Is there a graph $G$ such that  $$i(G) + i(G^c) < \frac 12$$
  where $G^c$ denotes the complement of $G$?

 A: Since for comment is long, I write the contribution here:
Let $A$ and  $L$ be the adjacency matrix and Laplacian matrix of the graph $G$, respectively. Also, suppose $\mu_2$ denotes the second smallest eigenvalue of $L$ and $\lambda_2$ be the second largest eigenvalue of $A$. It is proved that $i(G)\geq \frac{\mu_2}{2}$ (see Theorem 4.1 of "Isoperimetric numbers of graphs" by Bojan Mohar). So, we have $$i(G)+i(G^c)\geq \frac{\mu_2(G)+\mu_2(G^c)}{2}$$.
So, if we have an example for your question, we must find graph $G$ such that $\mu_2(G)+\mu_2(G^c)<1$. By some spectral graph theory, it can be seen that finding such a graph is a difficult problem. But, finding the spectrum of a graph is much easier than finding its isoperimetric number. 
Also, it can be shown that this problem is related to the classification of the graphs based on their second largest eigenvalue of the adjacency matrix. Actually, if we can find a suitable graph such that:
$$\lambda_2(G)+\lambda_2(G^c)\leq \delta(G)-\Delta(G)+n-2$$,
Then we find an example; where $\delta(G)$ and $\Delta(G)$ shows the minimum and maximum degree of the graph $G$ with $n$ vertices.

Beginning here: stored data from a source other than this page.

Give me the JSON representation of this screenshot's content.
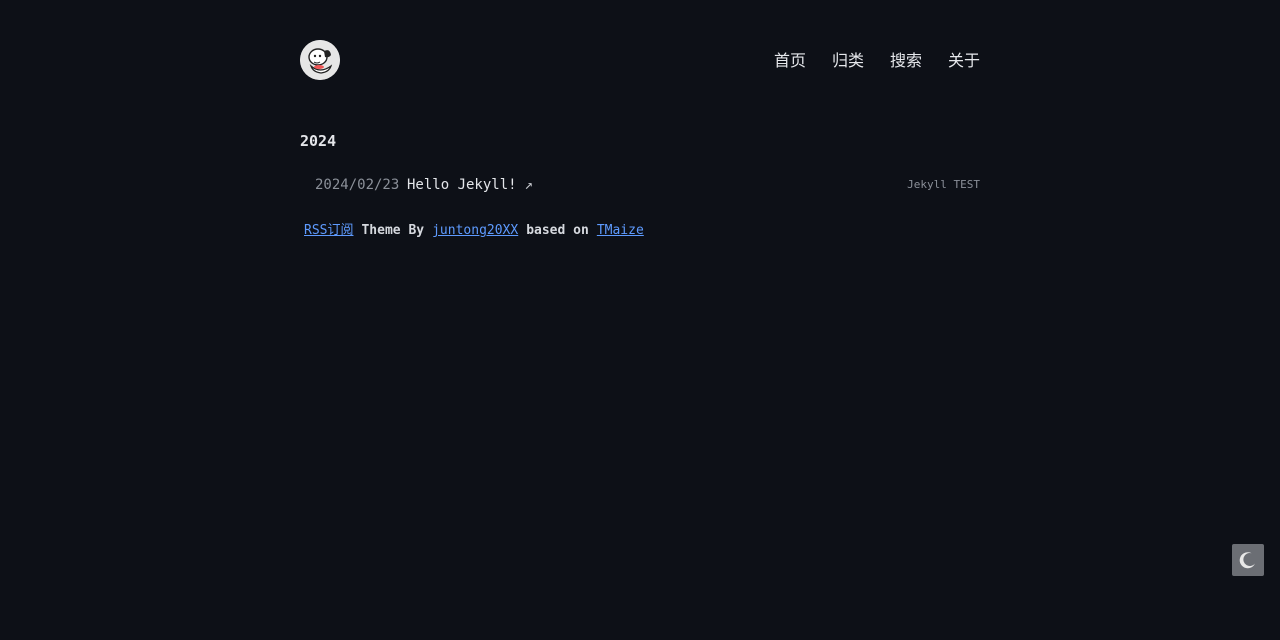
{
  "header": {
    "avatar_icon": "dog-avatar-icon",
    "nav": [
      {
        "label": "首页"
      },
      {
        "label": "归类"
      },
      {
        "label": "搜索"
      },
      {
        "label": "关于"
      }
    ]
  },
  "archive": {
    "year": "2024",
    "posts": [
      {
        "date": "2024/02/23",
        "title": "Hello Jekyll!",
        "arrow": "↗",
        "tags": "Jekyll TEST"
      }
    ]
  },
  "footer": {
    "rss_label": "RSS订阅",
    "theme_by": "Theme By",
    "author_link": "juntong20XX",
    "based_on": "based on",
    "base_theme_link": "TMaize"
  },
  "theme_toggle": {
    "icon": "moon-icon"
  },
  "colors": {
    "background": "#0d1017",
    "link": "#5e9bff"
  }
}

$\textbf{Added later:}$ By the relation $\mu_2(G)+\mu_2(G^c)<1$ and some random graph testing, it seems that such graphs are so rare. There is not any example of such graph up to $6$ vertices. Also, it seems that we can prove $\mu_2(G)+\mu_2(G^c)\geq 1$, which means there is not such an example.
A: It is almost obvious. Let $i(A)=\frac{|\partial_G A|}{|A|}$ and $j(B)$ be the same ratio for a vertex set $B$ and the complement of $G$. Let $x=|A\cap B|, y=|A\cap B^c|, z=|A^c\cap B|, t=|A^c\cap B^c|$. The edges going between $A\cap B$ and $A^c\cap B^c$ are boundary edges for both $A$ and $B$ and so are the edges between $A^c\cap B$ and $A\cap B^c$. Thus, we have
$$
i(A)(x+y)+j(B)(x+z)\ge xt+yz
$$
If $i(A)+j(B)<1$, the left hand side is strictly less than $x+\max(y,z)$, which is at most $xt+yz$ if $t,y,z>0$. Note that if $t=0$, then $x=0$ because of the condition $|A|,|B|\le \frac n2$, so if $y,z>0$ in this case, we still have a contradiction. Finally, if, say, $y=0$, then $x>0$ (otherwise $A=\varnothing)$ and $t\ge \frac n2$ (because $|B|\le\frac n2$), so the RHS is at least $\frac n2$ while the LHS is less than $\max(|A|,|B|)\le \frac n2$ and we get a contradiction again.